Les musées de Dresde restituent un tableau spolié de Largillière

Publié le par The Times of Israël

Le collectionneur et banquier juif allemand Jules Strauss, qui résidait alors à Paris, s'est vu spolier toute sa collection d'art en 1941 par la police nazie

« Portrait de dame en Pomone », Nicolas de Largilliere, date inconnue. (Crédit : Domaine public / Staatliche Kunstsammlungen Dresden / Famille Strauss)

« Portrait de dame en Pomone », Nicolas de Largilliere, date inconnue. (Crédit : Domaine public / Staatliche Kunstsammlungen Dresden / Famille Strauss)

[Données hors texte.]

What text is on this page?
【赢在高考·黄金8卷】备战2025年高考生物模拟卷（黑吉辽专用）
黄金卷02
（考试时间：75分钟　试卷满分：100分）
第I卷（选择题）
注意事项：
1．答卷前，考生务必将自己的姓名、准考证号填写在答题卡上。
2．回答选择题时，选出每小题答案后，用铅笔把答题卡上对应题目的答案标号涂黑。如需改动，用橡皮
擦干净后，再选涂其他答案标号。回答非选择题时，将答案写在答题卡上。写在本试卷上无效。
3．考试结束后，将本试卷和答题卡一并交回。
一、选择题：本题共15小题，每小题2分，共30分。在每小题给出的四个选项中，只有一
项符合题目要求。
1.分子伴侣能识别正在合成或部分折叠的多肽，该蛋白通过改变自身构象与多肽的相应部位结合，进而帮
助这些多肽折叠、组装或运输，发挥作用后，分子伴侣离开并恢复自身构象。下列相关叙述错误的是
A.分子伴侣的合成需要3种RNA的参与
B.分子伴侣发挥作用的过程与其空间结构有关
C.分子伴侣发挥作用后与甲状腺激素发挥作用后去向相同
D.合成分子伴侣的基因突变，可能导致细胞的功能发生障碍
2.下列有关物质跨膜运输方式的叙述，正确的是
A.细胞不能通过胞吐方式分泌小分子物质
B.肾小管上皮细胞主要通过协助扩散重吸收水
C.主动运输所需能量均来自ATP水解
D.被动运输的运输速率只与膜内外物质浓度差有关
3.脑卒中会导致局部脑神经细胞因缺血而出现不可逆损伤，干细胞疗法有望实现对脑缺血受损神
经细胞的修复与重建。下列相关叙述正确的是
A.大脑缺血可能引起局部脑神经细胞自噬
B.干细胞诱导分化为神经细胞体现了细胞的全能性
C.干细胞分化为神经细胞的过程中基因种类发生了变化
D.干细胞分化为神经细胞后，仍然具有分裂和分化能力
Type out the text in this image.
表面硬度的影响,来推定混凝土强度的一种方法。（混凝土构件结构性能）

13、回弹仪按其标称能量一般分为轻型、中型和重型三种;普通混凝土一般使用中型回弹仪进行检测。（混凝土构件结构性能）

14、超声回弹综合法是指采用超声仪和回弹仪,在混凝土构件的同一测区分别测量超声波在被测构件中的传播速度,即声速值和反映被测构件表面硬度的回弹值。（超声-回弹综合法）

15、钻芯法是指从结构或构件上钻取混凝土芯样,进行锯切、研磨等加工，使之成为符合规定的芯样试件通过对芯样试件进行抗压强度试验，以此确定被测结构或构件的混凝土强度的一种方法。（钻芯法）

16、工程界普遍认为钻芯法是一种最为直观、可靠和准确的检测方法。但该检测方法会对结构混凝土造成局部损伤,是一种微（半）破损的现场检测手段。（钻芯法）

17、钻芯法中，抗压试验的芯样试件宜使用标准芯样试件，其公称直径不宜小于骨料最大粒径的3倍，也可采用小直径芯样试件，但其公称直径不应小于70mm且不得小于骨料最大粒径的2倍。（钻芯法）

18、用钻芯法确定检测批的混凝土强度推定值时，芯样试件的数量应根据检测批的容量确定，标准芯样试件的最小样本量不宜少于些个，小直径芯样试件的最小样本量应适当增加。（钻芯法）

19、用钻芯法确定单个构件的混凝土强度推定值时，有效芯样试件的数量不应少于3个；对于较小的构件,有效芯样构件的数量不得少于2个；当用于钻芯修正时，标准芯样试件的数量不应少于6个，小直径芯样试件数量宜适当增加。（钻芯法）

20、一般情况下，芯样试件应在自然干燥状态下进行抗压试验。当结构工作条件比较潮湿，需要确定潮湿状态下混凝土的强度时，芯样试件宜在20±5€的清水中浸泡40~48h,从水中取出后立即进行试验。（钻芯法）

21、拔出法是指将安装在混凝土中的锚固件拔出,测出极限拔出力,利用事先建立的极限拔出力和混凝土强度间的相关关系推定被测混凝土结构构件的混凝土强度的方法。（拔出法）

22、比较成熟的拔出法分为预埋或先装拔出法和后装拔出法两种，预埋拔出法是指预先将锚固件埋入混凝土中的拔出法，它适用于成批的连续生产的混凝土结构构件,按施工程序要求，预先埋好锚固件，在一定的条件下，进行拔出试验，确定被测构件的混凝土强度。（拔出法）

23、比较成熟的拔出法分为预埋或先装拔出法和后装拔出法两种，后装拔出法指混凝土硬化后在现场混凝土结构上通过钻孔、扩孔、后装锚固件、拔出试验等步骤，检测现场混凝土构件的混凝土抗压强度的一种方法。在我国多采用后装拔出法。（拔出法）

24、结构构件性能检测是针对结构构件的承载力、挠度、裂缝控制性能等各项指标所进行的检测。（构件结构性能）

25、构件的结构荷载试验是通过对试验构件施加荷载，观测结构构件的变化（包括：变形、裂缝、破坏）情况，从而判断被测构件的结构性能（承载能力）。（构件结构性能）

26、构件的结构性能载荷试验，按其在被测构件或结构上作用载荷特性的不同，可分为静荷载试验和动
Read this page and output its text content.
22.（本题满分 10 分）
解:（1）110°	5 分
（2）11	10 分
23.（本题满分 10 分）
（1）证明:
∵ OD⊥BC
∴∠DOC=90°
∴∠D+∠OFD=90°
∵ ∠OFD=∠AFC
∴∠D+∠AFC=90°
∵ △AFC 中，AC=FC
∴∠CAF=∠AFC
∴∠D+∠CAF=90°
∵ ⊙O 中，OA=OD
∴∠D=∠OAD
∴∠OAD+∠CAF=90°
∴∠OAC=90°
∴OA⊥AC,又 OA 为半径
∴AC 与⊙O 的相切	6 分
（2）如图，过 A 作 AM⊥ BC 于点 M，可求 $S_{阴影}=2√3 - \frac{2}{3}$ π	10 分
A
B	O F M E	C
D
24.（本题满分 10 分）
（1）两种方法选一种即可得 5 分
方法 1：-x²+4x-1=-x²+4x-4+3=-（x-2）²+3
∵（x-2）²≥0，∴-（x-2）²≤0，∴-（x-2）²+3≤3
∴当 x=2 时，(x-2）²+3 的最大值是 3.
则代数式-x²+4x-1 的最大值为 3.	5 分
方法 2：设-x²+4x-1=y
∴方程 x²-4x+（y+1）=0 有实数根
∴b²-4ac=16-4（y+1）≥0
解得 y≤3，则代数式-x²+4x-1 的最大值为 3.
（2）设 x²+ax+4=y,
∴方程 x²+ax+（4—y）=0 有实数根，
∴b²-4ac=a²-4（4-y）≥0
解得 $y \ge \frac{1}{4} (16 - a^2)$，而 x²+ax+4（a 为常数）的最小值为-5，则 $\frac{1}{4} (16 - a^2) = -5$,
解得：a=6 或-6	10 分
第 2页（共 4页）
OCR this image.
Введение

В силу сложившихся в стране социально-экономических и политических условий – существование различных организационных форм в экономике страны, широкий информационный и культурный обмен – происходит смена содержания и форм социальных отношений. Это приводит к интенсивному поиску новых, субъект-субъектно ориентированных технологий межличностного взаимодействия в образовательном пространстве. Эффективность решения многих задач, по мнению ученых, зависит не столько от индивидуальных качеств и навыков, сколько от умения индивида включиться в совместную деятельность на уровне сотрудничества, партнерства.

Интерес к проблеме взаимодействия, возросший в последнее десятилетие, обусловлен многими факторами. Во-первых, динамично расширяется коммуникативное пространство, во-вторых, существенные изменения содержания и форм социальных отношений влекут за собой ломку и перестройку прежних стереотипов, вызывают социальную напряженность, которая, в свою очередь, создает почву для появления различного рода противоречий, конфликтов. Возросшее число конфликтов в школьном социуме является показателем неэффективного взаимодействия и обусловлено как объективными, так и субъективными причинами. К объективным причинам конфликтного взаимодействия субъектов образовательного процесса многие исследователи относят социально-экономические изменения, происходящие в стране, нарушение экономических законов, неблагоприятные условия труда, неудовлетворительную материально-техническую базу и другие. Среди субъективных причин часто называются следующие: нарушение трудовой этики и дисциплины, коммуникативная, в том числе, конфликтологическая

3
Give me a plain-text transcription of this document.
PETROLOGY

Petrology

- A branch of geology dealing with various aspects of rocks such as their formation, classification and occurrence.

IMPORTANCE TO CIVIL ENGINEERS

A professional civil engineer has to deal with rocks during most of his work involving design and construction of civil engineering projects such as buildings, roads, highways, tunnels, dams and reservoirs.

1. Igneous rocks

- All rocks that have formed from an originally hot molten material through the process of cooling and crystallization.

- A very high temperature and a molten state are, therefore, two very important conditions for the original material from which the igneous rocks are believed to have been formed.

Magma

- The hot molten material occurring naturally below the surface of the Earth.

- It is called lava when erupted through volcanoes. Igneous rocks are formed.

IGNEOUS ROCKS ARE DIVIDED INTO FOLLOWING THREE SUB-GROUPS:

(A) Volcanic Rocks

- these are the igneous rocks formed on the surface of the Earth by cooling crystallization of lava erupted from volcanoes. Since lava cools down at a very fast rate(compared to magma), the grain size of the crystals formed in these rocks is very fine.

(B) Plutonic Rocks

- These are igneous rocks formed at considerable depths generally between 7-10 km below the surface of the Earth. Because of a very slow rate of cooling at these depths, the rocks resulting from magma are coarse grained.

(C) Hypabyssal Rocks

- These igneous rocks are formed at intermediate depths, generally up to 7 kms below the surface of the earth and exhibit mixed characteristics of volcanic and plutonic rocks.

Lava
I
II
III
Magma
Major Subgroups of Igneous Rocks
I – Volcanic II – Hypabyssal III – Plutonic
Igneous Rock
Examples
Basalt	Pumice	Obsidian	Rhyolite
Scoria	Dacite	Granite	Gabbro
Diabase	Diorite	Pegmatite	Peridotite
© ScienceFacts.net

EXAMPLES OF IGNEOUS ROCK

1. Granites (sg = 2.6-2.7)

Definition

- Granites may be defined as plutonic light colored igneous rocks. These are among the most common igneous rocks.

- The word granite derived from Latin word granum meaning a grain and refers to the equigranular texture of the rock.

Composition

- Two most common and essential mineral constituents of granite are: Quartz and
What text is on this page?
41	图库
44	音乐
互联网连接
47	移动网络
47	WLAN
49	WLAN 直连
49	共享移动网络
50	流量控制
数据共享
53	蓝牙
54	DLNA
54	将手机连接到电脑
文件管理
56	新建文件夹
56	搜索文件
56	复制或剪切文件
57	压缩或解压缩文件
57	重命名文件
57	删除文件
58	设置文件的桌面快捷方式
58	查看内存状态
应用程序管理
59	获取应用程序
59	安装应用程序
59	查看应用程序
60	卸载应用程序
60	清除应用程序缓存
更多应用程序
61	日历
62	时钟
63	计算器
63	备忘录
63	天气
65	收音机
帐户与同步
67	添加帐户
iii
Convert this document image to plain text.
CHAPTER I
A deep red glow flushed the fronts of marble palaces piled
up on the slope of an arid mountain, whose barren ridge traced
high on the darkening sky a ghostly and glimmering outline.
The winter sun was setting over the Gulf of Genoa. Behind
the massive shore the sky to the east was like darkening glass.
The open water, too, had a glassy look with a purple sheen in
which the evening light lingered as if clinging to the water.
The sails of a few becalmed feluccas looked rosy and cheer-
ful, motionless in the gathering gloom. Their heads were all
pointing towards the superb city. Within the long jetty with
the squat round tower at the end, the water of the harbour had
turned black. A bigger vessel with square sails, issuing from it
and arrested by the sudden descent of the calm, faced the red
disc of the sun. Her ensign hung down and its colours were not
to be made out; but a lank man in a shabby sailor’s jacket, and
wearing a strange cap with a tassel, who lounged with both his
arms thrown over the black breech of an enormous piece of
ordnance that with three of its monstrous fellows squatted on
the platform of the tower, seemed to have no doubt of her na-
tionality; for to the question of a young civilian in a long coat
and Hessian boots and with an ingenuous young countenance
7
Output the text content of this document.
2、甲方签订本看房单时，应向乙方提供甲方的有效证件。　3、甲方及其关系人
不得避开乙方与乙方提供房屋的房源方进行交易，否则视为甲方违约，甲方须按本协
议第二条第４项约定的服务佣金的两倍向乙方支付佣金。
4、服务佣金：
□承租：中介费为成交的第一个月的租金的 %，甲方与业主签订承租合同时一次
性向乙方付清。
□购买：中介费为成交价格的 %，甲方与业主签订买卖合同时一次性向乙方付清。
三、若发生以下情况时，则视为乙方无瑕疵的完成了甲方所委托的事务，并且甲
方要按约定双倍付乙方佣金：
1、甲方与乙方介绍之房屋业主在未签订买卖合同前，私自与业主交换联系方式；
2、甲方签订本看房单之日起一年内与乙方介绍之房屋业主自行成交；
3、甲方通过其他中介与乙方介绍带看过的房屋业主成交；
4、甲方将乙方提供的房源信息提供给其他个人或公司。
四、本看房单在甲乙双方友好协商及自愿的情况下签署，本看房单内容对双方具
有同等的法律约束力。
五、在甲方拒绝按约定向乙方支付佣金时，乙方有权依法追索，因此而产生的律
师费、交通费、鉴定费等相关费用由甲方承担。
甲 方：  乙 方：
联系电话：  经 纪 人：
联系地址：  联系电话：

Les Collections nationales de Dresde ont annoncé fin janvier la restitution de « La Dame en Pomone », tableau de Nicolas de Largillière (1656-1746), aux héritiers du collectionneur juif allemand Jules Strauss. Ce dernier, qui résidait alors en France, s’était vu confisquer l’œuvre d’art par la Einsatzstab Reichsleiter de Rosenberg, police nazie spécialisée dans la confiscation des biens juifs, en 1941 – il l’avait acquise en 1928. 

Le tableau a ensuite été récupéré par l’État allemand, avant d’être rentré dans les collections nationales de la RDA, envoyé à la Alte Nationalgalerie de Berlin en 1953, puis à Dresde en 1956.

La rétrocession a été rendue possible grâce aux efforts de Pauline Baer de Pérignon, arrière-petite fille de Strauss (et soeur d’Edouard Baer). La Commission pour l’indemnisation des victimes de spoliations intervenues du fait des législations antisémites en vigueur pendant l’Occupation (CIVS), l’ambassade de France à Berlin et la galeriste Elizabeth Royer-Grimblat l’ont aidée dans sa démarche visant à convaincre les autorités de Dresde de rendre l’œuvre. 

Les héritiers ont affirmé espérer que la restitution sera vue « comme un symbole de justice, de pardon et de réconciliation ».

« Ce cas montre une fois de plus à quel point la recherche systématique de provenance est importante, comme cela a été mené intensivement chez nous depuis des années », a déclaré Marion Ackermann, directrice générale des musées dresdois. « Ce type de recherche est déclenché dès que des circonstances juridiquement et moralement douteuses apparaissent. La coopération avec la famille, qui nous a apporté une connaissance détaillée de la provenance du tableau, s’est avérée particulièrement précieuse. »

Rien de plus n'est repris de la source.